One nice thing about the Volt is all the different charging options.
If you pay a flat rate for electricity, you can charge your Volt at any time. Just set it to charge when you plug it in, and plug it in when you get home. Actually, you should always have your Volt plugged in whenever possible, as under certain circumstances it may need to turn itself on to cool the battery!
However, if you're really into saving money and energy efficiency, you'll be on a Time-Of-Use (TOU) electricity plan, where you get charged different rates for peak and off-peak usage, and the peak hours are different in summer and winter. You can save a considerable amount of money by moving to such a plan as long as you make an effort to shift some of your big appliance usage (the washer, the dryer, the dishwasher, etc) to those off-peak hours.
For example, here in North Carolina, you can pay 10.153 cents per kWh flat rate, or you can pay 16.65 cents per kWh peak and 5.003 cents per kWh off-peak.
If you decide to go to an TOU plan, the Volt has you covered. You can program in the peak and off-peak schedules for weekdays and weekends (generally all off-peak) and for summer and winter, and the Volt will try its hardest to only suck amps during off-peak hours.
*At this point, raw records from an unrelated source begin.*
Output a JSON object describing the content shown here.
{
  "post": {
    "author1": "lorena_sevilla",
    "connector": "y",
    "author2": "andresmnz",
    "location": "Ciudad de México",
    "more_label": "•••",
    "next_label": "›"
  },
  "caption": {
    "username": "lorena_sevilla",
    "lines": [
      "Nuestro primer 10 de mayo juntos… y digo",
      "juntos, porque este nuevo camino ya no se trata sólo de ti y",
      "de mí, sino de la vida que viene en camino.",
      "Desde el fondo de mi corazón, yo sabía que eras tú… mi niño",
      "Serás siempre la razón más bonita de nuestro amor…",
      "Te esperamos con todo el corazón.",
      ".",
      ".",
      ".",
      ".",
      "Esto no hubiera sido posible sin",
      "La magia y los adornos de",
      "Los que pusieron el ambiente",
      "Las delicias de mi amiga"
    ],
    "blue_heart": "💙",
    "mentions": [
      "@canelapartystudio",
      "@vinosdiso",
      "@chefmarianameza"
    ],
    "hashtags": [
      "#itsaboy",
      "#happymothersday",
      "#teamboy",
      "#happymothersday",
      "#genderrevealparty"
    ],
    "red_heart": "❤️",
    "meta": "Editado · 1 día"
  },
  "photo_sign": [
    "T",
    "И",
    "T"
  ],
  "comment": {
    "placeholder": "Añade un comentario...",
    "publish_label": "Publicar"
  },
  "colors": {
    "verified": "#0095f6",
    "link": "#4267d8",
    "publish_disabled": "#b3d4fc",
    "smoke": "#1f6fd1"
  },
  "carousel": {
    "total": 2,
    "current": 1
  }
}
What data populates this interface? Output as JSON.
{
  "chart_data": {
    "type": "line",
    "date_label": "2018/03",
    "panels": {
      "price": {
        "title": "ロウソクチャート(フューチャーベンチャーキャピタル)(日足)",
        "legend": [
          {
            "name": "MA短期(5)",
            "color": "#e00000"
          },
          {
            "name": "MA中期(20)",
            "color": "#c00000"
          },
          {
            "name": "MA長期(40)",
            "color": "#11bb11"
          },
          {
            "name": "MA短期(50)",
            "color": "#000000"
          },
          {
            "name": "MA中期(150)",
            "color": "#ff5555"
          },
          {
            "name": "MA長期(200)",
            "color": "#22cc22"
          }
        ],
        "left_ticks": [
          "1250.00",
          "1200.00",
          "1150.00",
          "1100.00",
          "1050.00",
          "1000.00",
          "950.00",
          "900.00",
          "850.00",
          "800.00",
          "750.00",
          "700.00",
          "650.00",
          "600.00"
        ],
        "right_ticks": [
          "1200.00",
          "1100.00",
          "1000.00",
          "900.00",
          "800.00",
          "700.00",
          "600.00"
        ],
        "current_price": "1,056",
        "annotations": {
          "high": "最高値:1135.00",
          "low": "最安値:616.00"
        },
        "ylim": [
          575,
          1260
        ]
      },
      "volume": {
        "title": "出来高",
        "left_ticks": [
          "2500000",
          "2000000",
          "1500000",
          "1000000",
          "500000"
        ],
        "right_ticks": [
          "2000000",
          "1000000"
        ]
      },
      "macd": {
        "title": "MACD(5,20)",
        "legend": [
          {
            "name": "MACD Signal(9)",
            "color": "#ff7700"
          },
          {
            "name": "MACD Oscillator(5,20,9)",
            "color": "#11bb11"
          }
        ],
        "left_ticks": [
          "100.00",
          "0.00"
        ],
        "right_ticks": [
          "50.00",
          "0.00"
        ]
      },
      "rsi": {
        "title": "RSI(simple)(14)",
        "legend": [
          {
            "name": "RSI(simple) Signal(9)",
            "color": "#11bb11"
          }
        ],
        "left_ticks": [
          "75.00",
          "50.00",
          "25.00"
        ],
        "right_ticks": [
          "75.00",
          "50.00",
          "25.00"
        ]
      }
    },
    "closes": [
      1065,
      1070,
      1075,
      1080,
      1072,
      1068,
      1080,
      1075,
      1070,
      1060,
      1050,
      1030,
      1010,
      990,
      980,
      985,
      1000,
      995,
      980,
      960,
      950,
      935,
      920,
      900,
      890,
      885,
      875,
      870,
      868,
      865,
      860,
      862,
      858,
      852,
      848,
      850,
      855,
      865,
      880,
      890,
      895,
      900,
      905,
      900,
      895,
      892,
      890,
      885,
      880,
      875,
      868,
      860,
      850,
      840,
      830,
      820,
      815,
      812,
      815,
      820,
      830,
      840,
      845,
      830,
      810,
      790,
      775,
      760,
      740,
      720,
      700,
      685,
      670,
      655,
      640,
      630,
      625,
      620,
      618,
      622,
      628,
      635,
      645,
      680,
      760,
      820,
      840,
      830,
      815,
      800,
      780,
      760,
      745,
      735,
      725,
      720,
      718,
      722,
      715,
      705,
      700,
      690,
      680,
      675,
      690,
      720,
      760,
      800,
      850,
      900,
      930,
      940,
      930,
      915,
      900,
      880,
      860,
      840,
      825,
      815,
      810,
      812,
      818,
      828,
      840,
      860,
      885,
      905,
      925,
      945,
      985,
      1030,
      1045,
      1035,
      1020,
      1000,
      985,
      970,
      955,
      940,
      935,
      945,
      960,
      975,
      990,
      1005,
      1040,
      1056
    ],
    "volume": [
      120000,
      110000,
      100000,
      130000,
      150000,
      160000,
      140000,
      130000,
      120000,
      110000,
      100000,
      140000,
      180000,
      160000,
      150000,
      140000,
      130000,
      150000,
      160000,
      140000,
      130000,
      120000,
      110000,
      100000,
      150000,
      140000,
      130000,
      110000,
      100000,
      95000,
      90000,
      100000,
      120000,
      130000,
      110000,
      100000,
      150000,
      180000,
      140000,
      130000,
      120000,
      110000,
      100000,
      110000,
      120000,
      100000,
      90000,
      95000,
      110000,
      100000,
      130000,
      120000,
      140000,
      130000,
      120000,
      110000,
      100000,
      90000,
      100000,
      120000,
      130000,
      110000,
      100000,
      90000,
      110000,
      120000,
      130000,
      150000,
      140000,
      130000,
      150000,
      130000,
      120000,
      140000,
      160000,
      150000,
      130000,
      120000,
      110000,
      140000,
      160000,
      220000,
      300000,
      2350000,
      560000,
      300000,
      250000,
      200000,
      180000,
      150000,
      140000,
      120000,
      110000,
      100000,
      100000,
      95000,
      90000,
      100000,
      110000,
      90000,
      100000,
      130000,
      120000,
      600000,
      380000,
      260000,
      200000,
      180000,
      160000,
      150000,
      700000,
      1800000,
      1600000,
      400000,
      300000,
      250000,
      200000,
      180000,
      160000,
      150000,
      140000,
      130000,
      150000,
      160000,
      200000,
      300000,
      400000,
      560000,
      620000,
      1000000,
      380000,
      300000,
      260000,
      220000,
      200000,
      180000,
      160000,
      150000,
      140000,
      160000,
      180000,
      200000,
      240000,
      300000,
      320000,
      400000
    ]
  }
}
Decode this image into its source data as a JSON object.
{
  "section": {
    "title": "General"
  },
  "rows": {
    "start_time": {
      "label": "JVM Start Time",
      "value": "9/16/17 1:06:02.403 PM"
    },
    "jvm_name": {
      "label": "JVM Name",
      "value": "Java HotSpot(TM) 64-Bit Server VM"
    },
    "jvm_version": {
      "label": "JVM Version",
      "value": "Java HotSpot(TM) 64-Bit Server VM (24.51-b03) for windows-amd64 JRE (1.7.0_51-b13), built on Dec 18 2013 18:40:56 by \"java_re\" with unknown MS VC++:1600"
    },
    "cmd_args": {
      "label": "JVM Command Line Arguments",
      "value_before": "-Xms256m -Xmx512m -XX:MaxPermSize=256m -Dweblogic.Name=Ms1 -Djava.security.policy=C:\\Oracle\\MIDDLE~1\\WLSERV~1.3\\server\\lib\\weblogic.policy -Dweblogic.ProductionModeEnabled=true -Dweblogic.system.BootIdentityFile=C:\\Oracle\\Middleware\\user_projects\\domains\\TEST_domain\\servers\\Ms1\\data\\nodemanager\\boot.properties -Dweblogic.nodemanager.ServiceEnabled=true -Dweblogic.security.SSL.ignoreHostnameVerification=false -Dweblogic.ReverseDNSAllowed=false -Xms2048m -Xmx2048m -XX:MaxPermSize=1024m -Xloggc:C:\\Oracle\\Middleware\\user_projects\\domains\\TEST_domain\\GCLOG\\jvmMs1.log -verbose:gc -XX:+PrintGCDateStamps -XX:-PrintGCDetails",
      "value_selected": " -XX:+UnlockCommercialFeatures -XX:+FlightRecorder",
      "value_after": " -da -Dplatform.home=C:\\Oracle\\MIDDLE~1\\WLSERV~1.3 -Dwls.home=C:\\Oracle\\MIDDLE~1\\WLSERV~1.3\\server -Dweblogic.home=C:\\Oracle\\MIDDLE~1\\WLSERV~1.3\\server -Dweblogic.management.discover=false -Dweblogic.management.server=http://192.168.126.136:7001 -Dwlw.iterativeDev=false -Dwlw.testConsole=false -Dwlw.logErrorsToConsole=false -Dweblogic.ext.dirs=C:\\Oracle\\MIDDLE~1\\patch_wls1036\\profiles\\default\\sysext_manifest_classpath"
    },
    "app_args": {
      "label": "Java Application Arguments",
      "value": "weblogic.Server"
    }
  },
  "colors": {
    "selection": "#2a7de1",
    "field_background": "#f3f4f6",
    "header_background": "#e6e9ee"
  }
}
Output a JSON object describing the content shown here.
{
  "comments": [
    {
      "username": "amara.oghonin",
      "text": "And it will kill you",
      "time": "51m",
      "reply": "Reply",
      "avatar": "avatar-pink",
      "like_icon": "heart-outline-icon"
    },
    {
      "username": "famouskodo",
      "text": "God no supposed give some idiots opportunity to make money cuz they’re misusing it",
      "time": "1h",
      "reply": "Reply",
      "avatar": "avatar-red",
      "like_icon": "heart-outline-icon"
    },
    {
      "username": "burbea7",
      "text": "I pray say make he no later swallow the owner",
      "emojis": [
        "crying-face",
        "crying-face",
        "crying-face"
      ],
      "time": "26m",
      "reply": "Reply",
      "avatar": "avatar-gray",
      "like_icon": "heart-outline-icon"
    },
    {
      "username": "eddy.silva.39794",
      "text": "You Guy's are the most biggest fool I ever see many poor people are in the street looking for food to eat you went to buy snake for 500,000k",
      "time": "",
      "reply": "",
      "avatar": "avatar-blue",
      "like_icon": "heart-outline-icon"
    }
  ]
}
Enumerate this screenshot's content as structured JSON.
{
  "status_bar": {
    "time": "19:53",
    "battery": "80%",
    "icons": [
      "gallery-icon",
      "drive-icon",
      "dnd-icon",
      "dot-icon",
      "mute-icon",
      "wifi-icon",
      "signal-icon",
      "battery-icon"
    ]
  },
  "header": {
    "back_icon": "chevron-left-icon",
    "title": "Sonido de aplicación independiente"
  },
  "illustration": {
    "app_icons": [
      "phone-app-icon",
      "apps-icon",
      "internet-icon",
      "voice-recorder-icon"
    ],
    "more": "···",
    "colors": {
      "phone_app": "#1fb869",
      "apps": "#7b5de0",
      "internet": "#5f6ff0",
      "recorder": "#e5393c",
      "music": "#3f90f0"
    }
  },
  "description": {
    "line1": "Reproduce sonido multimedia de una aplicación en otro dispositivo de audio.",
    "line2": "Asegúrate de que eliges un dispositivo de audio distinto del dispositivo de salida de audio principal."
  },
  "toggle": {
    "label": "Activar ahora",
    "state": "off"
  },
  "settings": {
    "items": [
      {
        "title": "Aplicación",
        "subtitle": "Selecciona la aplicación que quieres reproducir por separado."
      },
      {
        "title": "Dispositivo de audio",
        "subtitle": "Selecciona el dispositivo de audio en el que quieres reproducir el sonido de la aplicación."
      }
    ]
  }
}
I use a 15-minute buffer; if off-peak actually starts at 9pm, the Volt thinks it starts at 9:15.
So far, so good. However, there is another rate plan that may be available that you'll want to consider -- Time-Of-Use Demand (TOU-D). In a TOU-D plan, you get charged lower peak and off-peak rates, but there is an additional charge based on your maximum peak-time demand.
I'm on TOU-D because I have a solar array (which you can monitor online) that feeds power back into the grid when possible (the Volt is just part of our household energy efficiency plan, admittedly the coolest part however). I pay 6.377 cents per kWh peak, 5.003 cents per kWh off-peak, but in addition there is a $5.02 per kW max peak-time demand charge during the summer (less in the winter). What this means is that Progress Energy looks for the 15 minute period during peak hours (but not during off-peak!) where we are drawing the most energy from the grid, and charges us based on that peak usage. So if we max out at 10 kW of demand, we get billed an extra $50.20. But remember, we're paying 10 cents per kWh less during peak time and there are 330 peak time hours per month in the summer, so it's hard not to come out ahead.
The end result is that TOU-D really encourages you to even out the demands you place on the electrical grid, by shifting big appliance use to off-peak hours or by staggering their use. Electric companies really like nice even demand, because it reduces their costs.
One other interesting thing: the Volt lets you define time periods as peak, mid-peak, or off-peak; you can tell it to use both mid- and off-peak charging, and it'll try and minimize the cost. I'm sure there are areas of the country where the power company uses mid-peak billing (all the different local energy costs are their version of "your mileage may vary"), but my power company doesn't.
However, I may still have a use for the mid-peak setting. Keep in mind that under a TOU-D plan, there isn't that much different between peak and off-peak rates, it's the peak demand that you want to avoid. My summer off-peak hours are 9pm through 10am, which is plenty of time to recharge the car on 110 volts, but the winter off-peak hours are more scattered -- 1pm through 4pm and 9pm through 6am. I may want to set some of the winter peak hours to be mid-peak, as long as I'm reasonably sure those hours are relatively low demand, so the extra 1 kW or so that Volt will suck down won't increase the demand charge.
However, before I do that, I need to get a better feel for the daily power usage fluctuations of the house, as well as what my typical Volt driving patterns are.